Desde aquel 19 de noviembre de 1493, Boriken ha pasado por varias y resilientes transformaciones políticas y culturales. La llegada de Colón significó el comienzo del declive de la población indígena, pero también fue el inicio de una mezcla de culturas y razas que en la olla del sincretismo cultural comenzó a cocinarse una nacionalidad única, con un profundo color indígena, una exquisita pureza negra, y una particular sazón europea. Esta olla de razas se fue conformando por rebeliones, intentonas y afirmaciones autóctonas que fueron definiendo a lo largo de esos primeros cuatro siglos, una identidad boricua que hace su primera aparición en el histórico grito de Lares en 1868.

Foto de archivo, alcaldía de Filadelfia. (Foto: Cortesía/Perla Lara)

En Lares se galvanizó la puertorriqueñidad. A partir de ese momento se comienza a definir la identidad boricua. Los criollos, hijos de españoles nacidos en Puerto Rico, comienzan a identificarse como puertorriqueños. El fruto de la campiña y el canto del turpial les eran más estimulantes que los tranvías de Madrid o las catedrales de Barcelona. Se define así un ente puertorriqueño, que no era español, ni taino, ni africano, era el crisol de una mezcla de razas que se integraban y se fundían entre sí para una nueva expresión de la patria del Borinquén.

Ya para finales del siglo 18 la puertorriqueñidad era irreversible, con un idioma, con una cultura, con un terruño, pero sin dominio de su soberanía política. Puerto Rico y Cuba eran las últimas colonias que le quedaban a España en América. Para la década de 1890 comienza a levantarse un movimiento autonomista, dirigido por Luis Muñoz Rivera, que desemboca en la otorgación de la Carta Autonómica a Puerto Rico el 25 de noviembre de 1897. En Cuba estalló la guerra de independencia en 1895 y en abril de 1898 inició la guerra hispano-cubana-americana. Ahora Estados Unidos de América se convierte en parte activa de este conflicto. Cuba logra desencadenarse del colonialismo español y Estados Unidos invade Puerto Rico, con lo cual España perdió sus últimos bastiones coloniales en América. Puerto Rico queda a la merced de los designios coloniales del Congreso de los Estados Unidos de América. Con la llegada de los “americanos” a Puerto Rico, también llegaron promesas de libertad y democracia.

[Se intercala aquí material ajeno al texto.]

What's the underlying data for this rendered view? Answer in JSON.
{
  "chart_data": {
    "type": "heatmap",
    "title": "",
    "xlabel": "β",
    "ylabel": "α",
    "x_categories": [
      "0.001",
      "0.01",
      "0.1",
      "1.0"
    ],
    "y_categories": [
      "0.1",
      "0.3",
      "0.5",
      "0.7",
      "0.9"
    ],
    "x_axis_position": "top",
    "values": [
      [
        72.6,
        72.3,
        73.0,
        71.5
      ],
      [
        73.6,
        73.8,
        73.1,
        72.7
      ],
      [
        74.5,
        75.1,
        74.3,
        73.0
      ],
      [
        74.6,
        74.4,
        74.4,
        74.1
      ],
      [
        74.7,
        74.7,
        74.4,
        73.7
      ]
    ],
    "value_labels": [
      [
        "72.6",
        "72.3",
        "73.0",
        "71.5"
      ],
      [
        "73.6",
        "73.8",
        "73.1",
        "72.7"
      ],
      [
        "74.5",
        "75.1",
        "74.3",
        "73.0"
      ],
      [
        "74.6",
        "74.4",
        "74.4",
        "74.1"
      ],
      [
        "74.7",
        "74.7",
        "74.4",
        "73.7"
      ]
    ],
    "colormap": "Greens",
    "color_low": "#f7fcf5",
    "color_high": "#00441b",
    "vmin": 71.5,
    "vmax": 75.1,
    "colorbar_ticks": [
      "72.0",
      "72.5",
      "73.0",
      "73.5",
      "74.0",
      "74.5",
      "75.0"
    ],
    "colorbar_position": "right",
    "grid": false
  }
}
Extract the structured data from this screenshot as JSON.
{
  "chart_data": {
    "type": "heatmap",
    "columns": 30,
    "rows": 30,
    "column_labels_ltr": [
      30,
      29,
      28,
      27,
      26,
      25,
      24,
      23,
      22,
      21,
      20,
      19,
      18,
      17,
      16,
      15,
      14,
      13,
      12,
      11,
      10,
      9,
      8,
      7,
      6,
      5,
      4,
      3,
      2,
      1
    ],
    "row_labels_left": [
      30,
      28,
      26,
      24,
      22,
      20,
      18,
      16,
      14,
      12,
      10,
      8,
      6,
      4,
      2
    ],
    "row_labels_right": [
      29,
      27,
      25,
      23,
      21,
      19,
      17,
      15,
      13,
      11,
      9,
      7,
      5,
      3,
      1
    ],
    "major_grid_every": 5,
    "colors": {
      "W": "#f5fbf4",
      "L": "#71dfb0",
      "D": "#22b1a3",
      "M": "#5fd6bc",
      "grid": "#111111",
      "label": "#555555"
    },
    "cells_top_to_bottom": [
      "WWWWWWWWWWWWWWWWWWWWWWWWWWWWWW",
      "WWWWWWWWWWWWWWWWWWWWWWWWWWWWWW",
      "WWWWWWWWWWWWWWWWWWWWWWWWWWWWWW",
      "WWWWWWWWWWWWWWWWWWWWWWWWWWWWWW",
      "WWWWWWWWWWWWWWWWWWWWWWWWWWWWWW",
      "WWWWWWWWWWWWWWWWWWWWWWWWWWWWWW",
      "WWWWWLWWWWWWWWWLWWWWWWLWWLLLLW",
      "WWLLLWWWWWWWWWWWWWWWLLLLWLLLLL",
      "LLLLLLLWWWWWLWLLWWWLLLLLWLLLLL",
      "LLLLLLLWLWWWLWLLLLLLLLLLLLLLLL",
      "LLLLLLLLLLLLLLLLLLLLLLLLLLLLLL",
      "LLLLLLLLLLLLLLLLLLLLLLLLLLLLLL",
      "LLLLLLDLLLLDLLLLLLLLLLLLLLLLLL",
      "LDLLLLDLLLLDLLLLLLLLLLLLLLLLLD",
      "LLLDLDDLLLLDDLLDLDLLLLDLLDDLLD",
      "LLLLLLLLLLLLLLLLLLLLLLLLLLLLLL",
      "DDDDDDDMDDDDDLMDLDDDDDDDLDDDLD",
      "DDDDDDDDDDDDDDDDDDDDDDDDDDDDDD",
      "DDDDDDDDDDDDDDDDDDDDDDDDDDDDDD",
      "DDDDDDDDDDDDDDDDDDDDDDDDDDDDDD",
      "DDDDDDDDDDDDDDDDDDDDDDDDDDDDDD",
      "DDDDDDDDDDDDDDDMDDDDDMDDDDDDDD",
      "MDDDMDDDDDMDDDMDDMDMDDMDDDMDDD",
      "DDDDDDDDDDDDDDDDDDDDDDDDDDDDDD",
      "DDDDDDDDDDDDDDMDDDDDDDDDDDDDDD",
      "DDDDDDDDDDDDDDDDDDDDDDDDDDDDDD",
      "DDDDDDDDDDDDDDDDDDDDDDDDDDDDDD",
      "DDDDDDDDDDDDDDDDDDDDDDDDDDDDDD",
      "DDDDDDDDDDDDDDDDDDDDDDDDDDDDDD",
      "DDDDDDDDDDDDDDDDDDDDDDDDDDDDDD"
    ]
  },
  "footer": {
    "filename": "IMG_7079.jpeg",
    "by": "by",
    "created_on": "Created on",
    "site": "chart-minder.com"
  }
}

Comienza entonces una nueva etapa política en la historia puertorriqueña. La verdad histórica es que, a la altura del siglo 21, aun la idílica isla de Borinquén sigue en la incertidumbre de su futuro político. Sin embargo, a diferencia de la invasión española de 1508 que significó el declive de la población taína, la invasión estadounidense de 1898 significó el aumento continuo de la población boricua. En cuatrocientos años de dominio español el crecimiento de la población boricua fue tímido y lento, 953.243 a la altura de 1899. En 52 años de dominio estadounidense la población boricua se duplicó en 1950 con una población total de 2.210.703. Pero con la invasión estadounidense no solo aumentó la población, también los puertorriqueños comenzaron a emigrar a las nuevas tierras de los Estados Unidos de América.

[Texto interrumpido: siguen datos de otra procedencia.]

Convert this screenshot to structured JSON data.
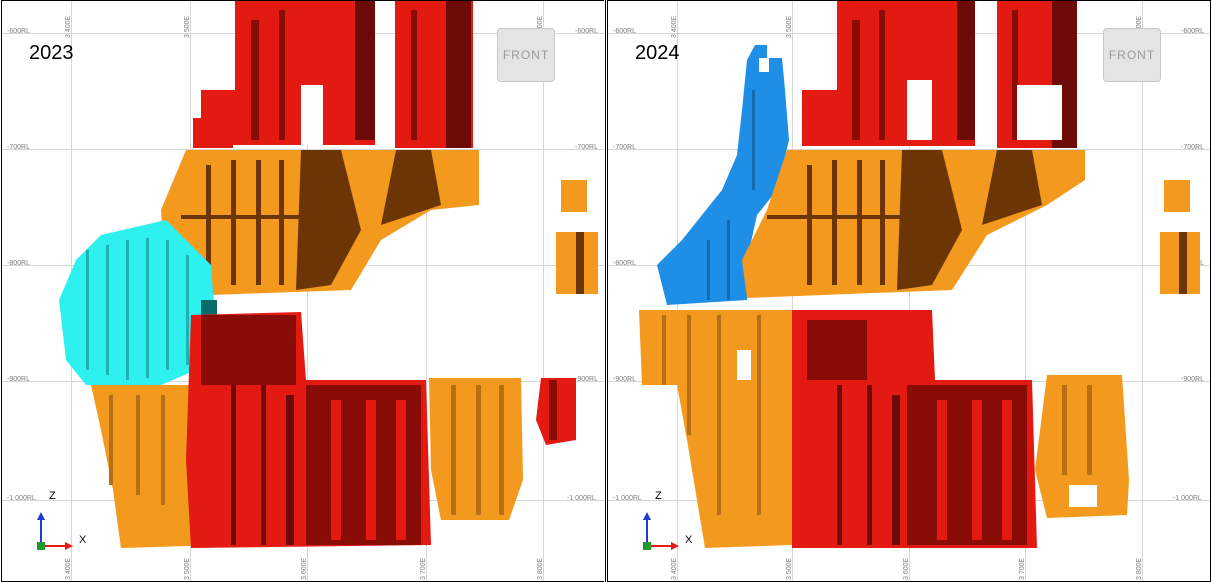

De esas migraciones nació la diáspora boricua. Desde las cálidas tierras de Hawái hasta las frías tierras de Chicago; desde las conglomeradas calles de Nueva York hasta las fábricas de hierro y fincas del sureste de Pensilvania. Así esa diáspora comenzó a asentarse y darle un nuevo colorido cultural a sus comunidades. Nuevas generaciones crecieron en el regazo de esa diáspora boricua, que constituye el grueso mayor de la población latina en Pensilvania. Esa historia que hemos ido dejando e hilvanando en los últimos 123 años de relación colonial con los Estados Unidos no ha mermado, al contrario, se ha convertido en una extensión de la nacionalidad boricua. Desde el norte de Filadelfia y desde las ciudades de Reading, Allentown, Bethlehem, Lancaster, Scranton, Lebanon, Erie; aun desde el oeste en Pittsburg resuena el jíbaro boricua, cantando sus “lelolais”, asando sus lechones en pleno invierno, danzando al toque del tambor. De eso se trata, de preservar, defender y afirmar esa puertorriqueñidad, que a su vez es una expresión de la extensa patria latinoamericana que nos cobija a todos. Tenemos historia, tenemos futuro, tenemos esperanza.